Une opération de sauvetage nécessitant 80 personnes était toujours en cours mardi soir pour secourir le cétacé, coincé dans la Seine depuis plusieurs jours.
L’extraction du béluga perdu depuis une semaine dans la Seine a débuté ce mardi soir, selon la préfecture de l’Eure, qui pilote cette opération “extrêmement préparée” pour tenter de sauver le cétacé. “Nous aurons fait le maximum et le mieux possible”, a déclaré à la presse quelques heures plus tôt la secrétaire générale de la préfecture de l’Eure, Isabelle Dorliat-Pouzet.
Cette opération, lancée peu avant 22 heures avec l’entrée en action d’une vingtaine de plongeurs et la mobilisation d’un total de 80 personnes, n’est pas “gagnée d’avance”, selon elle. “Rien n’est décidé”, a tweeté l’ONG Sea Shepherd France peu avant 23h30.
Le cétacé, retenu depuis vendredi dans une écluse sur la Seine à Saint-Pierre-la-Garenne, à environ 70 km de Paris, sera placé dans “une sorte de hamac” puis dans un camion frigorifique qui le transportera hors de la l’eau, “sur de la paille ou un autre élément de confort”, à destination de la côte.
“Un parcours d’obstacles”
Un bassin d’eau de mer, dans une écluse du port de Ouistreham, dans le Calvados, a été mis à disposition pour recevoir l’animal pendant la nuit. Il y restera trois jours, “le temps d’organiser son rapatriement en mer et d’observer son état de santé”, selon le sous-préfet.
“Aujourd’hui est un grand jour pour ce béluga et pour toutes les personnes impliquées dans son sauvetage”, a déclaré Sea Shepherd, l’ONG de défense des océans, sur son site Internet.

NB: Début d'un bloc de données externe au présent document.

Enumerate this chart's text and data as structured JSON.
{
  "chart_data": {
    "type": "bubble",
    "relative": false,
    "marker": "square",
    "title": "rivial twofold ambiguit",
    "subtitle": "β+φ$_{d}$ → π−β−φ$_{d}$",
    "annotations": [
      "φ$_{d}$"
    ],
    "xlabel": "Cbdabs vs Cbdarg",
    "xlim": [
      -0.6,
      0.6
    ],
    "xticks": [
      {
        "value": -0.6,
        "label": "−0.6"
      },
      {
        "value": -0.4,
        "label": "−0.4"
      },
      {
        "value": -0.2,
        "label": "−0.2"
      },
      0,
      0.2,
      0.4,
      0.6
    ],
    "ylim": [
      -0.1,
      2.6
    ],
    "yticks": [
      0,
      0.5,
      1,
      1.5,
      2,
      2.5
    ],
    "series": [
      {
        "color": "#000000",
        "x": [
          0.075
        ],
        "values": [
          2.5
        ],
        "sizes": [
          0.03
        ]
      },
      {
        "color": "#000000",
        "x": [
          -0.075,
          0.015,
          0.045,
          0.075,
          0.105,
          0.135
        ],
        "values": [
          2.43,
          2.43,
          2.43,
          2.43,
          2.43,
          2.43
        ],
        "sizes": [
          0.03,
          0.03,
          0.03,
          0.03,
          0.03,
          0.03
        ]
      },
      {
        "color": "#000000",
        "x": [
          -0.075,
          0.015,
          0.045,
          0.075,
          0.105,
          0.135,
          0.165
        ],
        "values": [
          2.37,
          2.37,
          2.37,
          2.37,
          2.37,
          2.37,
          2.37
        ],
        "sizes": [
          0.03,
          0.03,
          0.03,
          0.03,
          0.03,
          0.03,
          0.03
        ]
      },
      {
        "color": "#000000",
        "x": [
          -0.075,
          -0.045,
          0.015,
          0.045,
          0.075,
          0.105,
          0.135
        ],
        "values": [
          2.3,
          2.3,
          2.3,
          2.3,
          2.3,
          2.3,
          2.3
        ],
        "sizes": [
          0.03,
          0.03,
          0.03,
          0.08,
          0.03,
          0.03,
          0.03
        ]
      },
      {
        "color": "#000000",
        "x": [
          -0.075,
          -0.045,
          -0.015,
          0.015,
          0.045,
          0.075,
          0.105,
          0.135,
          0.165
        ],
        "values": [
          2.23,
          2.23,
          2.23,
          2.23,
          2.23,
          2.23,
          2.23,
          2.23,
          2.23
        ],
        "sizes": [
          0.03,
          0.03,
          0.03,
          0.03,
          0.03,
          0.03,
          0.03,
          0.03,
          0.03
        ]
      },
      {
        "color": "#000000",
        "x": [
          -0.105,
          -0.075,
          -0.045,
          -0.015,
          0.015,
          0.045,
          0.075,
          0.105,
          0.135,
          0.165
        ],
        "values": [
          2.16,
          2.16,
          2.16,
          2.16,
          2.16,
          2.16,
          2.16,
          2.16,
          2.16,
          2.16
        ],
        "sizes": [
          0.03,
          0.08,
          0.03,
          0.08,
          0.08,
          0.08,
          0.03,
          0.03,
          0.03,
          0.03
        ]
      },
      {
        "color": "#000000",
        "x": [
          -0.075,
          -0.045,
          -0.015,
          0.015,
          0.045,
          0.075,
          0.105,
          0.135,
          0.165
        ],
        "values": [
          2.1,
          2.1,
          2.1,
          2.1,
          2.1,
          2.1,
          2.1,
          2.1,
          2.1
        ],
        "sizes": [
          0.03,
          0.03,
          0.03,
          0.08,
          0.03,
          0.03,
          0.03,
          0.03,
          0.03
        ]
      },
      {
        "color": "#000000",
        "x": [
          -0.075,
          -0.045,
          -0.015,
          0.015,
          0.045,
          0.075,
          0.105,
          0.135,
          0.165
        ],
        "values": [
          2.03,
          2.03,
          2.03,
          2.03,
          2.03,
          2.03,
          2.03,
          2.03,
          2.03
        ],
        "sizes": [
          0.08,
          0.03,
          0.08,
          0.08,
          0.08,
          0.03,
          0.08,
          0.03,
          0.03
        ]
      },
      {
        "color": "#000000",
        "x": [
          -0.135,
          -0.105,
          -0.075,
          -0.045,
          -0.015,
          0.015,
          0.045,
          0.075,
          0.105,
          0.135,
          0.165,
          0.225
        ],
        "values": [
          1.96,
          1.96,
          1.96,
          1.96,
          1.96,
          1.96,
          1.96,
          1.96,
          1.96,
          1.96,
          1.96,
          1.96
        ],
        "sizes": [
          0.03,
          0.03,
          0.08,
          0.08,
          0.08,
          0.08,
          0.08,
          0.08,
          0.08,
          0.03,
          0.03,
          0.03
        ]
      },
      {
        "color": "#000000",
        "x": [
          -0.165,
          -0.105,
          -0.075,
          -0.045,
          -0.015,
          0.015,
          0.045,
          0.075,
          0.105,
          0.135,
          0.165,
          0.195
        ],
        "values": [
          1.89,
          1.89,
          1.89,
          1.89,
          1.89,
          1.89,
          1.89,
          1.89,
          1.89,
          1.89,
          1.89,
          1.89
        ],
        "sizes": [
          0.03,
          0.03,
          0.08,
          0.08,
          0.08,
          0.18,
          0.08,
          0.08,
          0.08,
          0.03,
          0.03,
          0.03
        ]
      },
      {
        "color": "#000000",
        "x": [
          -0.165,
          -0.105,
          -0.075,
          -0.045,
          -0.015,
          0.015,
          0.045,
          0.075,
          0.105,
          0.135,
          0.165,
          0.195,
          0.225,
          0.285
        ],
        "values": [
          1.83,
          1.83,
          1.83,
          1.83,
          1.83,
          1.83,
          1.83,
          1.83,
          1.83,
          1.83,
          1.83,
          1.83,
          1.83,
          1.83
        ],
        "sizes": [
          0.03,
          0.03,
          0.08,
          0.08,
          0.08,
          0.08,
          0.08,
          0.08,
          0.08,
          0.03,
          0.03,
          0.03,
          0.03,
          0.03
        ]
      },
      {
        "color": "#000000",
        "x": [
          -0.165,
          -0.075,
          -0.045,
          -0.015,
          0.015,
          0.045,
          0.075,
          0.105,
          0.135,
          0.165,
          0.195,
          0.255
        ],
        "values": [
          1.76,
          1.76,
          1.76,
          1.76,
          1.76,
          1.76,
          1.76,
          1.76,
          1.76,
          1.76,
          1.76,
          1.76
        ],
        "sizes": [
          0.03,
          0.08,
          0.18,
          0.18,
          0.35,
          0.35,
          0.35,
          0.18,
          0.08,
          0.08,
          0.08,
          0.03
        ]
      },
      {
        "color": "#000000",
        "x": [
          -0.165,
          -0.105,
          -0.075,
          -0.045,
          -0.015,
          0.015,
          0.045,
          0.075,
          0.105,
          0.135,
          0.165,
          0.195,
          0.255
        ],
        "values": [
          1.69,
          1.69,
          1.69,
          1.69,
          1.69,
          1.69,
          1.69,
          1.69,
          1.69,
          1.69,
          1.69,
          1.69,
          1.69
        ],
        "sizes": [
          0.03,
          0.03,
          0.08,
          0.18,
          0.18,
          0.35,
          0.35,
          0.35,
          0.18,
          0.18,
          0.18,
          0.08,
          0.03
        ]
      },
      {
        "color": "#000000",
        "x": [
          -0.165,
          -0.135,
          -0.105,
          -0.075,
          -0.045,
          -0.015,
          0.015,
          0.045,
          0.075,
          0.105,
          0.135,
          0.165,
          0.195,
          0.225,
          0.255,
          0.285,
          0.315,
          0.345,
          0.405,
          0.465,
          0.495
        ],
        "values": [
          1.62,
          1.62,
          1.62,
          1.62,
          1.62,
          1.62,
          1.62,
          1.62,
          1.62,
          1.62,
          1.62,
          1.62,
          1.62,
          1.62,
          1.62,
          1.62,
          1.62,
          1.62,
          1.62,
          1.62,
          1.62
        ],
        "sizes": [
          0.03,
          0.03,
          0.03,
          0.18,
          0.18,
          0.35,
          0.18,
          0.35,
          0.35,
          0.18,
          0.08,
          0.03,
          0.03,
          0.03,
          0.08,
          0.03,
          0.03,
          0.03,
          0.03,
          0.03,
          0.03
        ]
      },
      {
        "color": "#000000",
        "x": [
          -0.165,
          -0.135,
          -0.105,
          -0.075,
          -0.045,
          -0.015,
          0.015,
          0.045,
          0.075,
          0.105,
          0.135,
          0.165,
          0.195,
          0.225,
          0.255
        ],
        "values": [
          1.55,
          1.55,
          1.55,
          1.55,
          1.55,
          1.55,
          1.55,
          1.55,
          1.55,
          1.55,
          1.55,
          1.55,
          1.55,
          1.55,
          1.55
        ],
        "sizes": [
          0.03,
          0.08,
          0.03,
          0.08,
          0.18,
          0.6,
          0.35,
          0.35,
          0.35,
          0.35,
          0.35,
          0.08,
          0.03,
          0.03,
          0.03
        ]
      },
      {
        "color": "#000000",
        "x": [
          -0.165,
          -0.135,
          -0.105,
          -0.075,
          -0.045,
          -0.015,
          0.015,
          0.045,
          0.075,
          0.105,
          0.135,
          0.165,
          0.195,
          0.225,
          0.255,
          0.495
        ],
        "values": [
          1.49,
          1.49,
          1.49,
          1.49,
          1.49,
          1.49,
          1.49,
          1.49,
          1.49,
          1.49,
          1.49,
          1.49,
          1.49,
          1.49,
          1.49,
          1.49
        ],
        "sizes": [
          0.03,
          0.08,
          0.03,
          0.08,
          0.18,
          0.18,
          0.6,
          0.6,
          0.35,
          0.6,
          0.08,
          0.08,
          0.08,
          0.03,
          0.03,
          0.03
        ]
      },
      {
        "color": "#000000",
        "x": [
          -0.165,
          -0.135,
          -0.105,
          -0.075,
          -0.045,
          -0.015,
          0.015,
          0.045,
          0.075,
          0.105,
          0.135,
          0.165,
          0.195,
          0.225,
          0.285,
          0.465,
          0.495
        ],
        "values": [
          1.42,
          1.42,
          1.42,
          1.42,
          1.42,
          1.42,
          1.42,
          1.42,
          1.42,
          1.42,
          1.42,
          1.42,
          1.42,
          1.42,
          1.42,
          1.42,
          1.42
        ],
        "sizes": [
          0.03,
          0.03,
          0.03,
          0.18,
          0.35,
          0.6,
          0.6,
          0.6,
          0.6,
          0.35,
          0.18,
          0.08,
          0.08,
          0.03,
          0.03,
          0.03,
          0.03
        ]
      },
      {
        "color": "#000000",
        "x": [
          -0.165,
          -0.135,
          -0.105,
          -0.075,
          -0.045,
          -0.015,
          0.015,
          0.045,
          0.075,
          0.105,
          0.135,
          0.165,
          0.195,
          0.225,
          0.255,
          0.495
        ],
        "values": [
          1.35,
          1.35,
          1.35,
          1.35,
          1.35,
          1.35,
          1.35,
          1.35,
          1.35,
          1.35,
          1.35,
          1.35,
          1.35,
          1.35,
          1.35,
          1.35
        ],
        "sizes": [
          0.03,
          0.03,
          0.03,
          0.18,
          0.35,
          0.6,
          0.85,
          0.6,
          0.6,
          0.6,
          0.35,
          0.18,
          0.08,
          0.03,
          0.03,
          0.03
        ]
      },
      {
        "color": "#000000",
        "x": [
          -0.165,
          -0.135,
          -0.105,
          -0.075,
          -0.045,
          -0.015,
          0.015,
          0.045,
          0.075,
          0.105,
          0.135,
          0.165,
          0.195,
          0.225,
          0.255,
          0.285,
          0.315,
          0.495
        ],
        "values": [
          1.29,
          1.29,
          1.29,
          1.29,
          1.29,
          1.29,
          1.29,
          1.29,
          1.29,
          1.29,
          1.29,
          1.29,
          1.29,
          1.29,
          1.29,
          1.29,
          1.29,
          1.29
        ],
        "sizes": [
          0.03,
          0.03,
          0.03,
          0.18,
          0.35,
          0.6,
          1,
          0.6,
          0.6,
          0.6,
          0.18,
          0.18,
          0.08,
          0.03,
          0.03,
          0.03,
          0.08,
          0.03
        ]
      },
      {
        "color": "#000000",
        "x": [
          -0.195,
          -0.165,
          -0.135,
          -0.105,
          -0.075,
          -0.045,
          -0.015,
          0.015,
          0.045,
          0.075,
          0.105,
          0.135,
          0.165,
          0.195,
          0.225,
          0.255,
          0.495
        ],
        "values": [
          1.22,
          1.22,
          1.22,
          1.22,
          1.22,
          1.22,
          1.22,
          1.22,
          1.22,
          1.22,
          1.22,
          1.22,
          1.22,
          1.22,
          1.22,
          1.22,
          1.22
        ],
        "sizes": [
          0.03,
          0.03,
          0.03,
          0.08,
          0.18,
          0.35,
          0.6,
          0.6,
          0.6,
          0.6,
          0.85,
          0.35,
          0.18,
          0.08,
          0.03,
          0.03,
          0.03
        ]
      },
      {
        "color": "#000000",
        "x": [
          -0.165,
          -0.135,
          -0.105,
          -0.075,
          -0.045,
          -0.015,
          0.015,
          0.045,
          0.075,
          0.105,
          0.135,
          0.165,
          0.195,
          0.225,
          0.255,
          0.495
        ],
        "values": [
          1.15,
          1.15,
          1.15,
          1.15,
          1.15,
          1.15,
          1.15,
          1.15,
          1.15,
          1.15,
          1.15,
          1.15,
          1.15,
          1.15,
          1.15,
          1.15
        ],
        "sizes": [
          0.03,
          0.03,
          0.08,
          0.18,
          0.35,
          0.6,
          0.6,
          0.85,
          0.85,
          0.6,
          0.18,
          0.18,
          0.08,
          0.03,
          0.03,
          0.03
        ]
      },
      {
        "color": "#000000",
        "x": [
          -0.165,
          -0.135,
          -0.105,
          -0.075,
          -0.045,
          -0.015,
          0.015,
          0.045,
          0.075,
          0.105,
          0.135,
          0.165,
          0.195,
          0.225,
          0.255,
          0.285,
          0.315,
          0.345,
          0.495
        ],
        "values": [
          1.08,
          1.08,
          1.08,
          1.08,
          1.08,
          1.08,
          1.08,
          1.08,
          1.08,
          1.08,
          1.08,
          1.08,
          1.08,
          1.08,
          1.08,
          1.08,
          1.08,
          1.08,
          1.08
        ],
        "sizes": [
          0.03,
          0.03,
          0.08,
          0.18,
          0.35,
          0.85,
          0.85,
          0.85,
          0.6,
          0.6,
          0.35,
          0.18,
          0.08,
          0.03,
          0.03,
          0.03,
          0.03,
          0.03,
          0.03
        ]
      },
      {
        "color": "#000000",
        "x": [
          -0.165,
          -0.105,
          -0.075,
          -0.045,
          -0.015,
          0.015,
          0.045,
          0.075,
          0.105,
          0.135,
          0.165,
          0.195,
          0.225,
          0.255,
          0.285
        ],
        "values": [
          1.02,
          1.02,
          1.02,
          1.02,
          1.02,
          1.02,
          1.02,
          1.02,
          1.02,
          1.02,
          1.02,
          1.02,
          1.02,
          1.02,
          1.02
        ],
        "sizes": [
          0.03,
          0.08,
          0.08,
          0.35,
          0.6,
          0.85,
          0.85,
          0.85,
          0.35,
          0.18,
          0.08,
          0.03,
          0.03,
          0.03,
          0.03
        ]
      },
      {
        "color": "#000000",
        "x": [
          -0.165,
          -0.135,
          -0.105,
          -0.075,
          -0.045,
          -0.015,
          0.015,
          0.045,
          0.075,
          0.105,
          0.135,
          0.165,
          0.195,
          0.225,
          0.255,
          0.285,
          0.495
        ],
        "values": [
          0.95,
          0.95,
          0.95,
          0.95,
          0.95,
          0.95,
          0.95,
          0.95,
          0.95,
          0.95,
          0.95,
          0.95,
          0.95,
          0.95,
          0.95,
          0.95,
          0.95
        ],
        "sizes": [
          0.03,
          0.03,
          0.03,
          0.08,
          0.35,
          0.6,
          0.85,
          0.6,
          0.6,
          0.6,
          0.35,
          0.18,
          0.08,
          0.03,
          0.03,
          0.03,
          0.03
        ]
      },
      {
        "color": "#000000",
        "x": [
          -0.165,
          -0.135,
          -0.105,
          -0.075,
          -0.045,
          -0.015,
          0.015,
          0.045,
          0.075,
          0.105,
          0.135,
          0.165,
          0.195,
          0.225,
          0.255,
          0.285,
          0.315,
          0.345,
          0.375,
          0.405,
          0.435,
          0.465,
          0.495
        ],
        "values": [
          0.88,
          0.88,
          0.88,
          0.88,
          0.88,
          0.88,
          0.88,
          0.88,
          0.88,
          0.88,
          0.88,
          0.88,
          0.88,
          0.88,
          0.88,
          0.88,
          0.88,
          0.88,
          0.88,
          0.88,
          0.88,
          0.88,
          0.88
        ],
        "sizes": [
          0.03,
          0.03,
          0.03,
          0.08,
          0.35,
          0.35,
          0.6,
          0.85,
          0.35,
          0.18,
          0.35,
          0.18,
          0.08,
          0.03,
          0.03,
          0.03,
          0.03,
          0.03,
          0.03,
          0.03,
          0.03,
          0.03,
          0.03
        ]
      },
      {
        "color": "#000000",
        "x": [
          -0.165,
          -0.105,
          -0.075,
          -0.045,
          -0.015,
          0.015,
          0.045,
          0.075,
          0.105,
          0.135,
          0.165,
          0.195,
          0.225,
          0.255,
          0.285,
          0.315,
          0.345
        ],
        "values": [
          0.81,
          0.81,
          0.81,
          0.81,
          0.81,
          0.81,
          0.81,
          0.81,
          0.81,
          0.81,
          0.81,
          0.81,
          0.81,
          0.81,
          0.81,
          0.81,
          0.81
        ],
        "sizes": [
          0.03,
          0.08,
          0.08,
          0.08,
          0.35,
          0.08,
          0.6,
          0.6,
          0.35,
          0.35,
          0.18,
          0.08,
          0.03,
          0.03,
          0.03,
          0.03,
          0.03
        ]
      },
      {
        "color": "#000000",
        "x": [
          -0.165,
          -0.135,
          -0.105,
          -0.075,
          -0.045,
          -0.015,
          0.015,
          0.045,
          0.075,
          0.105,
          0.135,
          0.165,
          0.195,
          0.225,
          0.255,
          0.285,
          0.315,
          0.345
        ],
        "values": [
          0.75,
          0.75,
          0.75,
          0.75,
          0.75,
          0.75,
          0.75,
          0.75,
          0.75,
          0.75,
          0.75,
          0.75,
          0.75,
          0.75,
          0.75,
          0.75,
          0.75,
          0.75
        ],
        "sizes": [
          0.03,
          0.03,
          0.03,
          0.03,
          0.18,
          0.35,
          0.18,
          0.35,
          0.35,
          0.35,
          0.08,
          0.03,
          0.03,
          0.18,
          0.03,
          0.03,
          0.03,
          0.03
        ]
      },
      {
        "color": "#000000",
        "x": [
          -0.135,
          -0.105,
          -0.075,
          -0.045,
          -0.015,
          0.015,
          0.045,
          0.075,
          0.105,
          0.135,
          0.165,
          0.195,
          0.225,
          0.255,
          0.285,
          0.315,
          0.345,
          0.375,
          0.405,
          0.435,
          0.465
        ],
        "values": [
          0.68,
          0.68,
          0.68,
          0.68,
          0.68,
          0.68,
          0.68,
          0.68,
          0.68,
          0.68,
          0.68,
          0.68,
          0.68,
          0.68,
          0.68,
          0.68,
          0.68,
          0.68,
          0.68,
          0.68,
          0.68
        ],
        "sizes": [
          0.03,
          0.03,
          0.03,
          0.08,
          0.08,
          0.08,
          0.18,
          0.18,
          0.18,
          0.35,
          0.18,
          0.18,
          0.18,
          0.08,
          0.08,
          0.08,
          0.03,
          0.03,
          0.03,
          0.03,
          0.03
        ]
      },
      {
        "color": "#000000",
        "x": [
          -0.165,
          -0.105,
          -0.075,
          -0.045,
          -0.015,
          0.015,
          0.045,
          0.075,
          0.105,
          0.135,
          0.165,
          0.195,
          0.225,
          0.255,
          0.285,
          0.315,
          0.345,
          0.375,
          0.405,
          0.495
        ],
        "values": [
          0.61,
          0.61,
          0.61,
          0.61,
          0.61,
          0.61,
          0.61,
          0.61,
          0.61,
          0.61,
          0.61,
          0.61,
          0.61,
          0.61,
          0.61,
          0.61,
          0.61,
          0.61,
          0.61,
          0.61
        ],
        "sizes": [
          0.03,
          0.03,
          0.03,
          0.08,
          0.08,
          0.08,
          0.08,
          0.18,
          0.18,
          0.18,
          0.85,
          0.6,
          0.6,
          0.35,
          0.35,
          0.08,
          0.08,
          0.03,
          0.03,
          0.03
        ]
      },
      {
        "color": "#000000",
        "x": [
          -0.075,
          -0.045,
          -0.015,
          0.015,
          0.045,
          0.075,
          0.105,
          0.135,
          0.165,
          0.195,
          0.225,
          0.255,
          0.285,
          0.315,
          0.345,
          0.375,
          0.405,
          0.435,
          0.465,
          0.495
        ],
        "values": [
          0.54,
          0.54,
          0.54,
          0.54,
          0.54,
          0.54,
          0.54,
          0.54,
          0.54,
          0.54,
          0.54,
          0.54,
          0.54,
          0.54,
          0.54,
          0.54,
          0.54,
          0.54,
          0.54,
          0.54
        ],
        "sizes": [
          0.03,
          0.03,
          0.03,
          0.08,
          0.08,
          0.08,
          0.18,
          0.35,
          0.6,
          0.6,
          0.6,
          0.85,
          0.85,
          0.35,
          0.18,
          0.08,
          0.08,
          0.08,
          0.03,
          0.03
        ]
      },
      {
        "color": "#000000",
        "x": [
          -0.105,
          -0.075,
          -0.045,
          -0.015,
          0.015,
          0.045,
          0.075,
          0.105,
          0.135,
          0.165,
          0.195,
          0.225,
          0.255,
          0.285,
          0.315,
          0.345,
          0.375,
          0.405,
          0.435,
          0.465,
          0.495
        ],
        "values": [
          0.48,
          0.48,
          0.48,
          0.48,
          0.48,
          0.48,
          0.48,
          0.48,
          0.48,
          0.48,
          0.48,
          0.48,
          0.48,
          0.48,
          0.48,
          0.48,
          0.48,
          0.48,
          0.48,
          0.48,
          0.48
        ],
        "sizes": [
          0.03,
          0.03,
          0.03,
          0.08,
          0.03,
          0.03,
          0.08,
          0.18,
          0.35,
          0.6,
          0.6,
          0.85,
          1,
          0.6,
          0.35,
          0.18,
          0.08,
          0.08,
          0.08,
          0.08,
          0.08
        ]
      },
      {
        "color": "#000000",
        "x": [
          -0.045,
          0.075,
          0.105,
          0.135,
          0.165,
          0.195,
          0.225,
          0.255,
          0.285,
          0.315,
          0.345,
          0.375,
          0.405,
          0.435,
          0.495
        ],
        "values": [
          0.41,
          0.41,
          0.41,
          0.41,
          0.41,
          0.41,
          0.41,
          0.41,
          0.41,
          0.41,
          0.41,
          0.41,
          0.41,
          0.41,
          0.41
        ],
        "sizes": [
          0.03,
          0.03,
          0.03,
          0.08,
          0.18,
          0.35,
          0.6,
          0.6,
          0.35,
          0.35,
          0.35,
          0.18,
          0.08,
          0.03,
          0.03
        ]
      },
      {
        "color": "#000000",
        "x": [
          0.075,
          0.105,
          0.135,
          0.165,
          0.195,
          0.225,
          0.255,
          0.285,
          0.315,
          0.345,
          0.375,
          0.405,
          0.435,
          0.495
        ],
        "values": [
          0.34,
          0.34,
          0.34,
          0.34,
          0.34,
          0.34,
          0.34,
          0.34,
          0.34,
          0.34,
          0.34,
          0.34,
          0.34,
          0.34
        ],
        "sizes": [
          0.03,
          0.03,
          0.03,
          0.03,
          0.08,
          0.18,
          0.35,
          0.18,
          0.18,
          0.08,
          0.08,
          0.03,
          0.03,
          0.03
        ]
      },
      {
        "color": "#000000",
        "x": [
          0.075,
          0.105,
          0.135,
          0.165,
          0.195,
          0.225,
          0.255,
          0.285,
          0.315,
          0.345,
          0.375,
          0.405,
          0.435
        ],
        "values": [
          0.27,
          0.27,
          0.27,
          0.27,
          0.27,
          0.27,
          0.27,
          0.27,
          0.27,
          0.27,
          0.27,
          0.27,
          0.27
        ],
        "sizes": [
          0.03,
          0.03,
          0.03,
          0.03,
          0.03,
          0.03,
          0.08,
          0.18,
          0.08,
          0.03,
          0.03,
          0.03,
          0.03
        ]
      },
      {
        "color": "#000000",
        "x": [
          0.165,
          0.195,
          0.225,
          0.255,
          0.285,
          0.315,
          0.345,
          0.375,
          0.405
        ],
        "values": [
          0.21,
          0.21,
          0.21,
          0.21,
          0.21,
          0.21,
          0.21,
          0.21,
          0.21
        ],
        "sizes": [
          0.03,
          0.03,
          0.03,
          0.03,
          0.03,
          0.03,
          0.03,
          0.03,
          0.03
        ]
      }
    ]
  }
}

“Il sera sorti de l’eau et transporté dans un bassin d’eau salée où il sera surveillé et soigné, dans l’espoir que sa maladie soit guérissable. Il sera ensuite relâché à la mer, avec, je l’espère, le meilleures chances de survie », a ajouté Sea Shepherd.
L’ONG a évoqué “un parcours du combattant” pour gérer une situation “encore inédite en France et à laquelle personne n’est préparé”.
“La priorité est de le remettre à l’eau de mer”
Un membre de l’équipe d’Antibes Marineland, arrivé lundi soir dans le plus grand zoo marin d’Europe, a jugé l’opération “hors du commun”, notamment pour le lieu.
Les berges de Seine “ne sont pas accessibles aux véhicules” à cet endroit et “tout doit être transporté à la main”, a expliqué Isabelle Brasseur. Pour le spécialiste, “la priorité est de le remettre à l’eau de mer”.
Mardi, le béluga se nourrissait encore “très peu” et son état de santé était “stationnaire”, a précisé Isabelle Dorliat-Pouzet. Cette opération délicate pourrait induire un stress particulier chez ce cétacé, “qui est un facteur de mort ou d’inconfort pour l’animal”, même pour ceux qui sont “en très bon état”, a-t-il souligné.